In August 1986 Campbell was in Hawaii for a series of concerts with the Royal Philharmonic Orchestra. After one of the shows, I went out for drinks with friends and awakened the next morning with the worst hangover of his life.

Rays of light were flowing through the curtains as Campbell fell out of bed and on to his knees. A spirit of repentance came over him. “Lord,” he prayed, “get me off this stuff. Help me find a way.”

“This time I wanted to surrender everything to Christ—my pain, my drinking, my whole life,” he said.

His heartfelt plea was answered! “I don’t understand the mystery of why he chose that moment to save me—but he reached into my life and took up the burden.”

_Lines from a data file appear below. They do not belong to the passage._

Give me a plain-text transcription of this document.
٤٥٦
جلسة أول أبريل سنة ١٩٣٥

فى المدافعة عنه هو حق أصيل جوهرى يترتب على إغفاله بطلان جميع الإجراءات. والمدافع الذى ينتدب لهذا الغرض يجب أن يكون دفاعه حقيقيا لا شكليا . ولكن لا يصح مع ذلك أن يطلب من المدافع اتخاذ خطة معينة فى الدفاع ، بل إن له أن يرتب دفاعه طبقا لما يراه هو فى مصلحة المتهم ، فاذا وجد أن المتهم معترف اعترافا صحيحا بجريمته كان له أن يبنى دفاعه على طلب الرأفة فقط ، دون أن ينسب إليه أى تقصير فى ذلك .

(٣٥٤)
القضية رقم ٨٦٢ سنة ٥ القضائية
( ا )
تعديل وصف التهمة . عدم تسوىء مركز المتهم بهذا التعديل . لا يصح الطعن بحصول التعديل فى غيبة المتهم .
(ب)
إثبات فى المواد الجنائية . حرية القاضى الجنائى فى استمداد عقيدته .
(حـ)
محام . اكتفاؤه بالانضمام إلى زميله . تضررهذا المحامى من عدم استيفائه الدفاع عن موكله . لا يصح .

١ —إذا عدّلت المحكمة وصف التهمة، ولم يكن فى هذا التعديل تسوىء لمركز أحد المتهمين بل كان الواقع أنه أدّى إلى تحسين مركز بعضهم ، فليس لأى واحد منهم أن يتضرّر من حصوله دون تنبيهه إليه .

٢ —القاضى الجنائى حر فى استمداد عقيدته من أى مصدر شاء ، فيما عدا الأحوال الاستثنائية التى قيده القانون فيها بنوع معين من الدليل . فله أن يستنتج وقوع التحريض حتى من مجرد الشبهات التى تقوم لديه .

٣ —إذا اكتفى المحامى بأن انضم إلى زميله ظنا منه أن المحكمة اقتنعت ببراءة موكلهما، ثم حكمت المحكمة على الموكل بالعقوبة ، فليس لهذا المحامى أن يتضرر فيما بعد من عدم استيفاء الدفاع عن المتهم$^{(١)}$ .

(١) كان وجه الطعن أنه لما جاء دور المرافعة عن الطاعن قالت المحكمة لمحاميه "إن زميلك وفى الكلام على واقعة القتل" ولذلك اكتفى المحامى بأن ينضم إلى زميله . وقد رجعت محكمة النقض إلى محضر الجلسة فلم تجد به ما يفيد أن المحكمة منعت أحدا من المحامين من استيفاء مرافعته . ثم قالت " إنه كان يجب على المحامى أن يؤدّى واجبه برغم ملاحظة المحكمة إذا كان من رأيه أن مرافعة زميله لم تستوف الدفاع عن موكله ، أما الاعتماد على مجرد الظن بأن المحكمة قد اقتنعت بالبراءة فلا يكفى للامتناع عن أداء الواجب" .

He savoured a new found freedom and victory over sin. “When God lifted my obsession for alcohol it was as if he raised the curtain on a whole new life. He changed me in ways I never could have changed myself, and that is the key. Kim and I have a real marriage now, an honest marriage.”

“Today I truly have a peace ‘which passeth all understanding.’ I really don’t understand it. But I thank the Lord all the time. I am a man richly blessed, despite myself. For all that God has given me, there is nothing for which I am more thankful than Kim.”

“I feel as if I’ve found a Father again. He is in heaven and I am his boy.”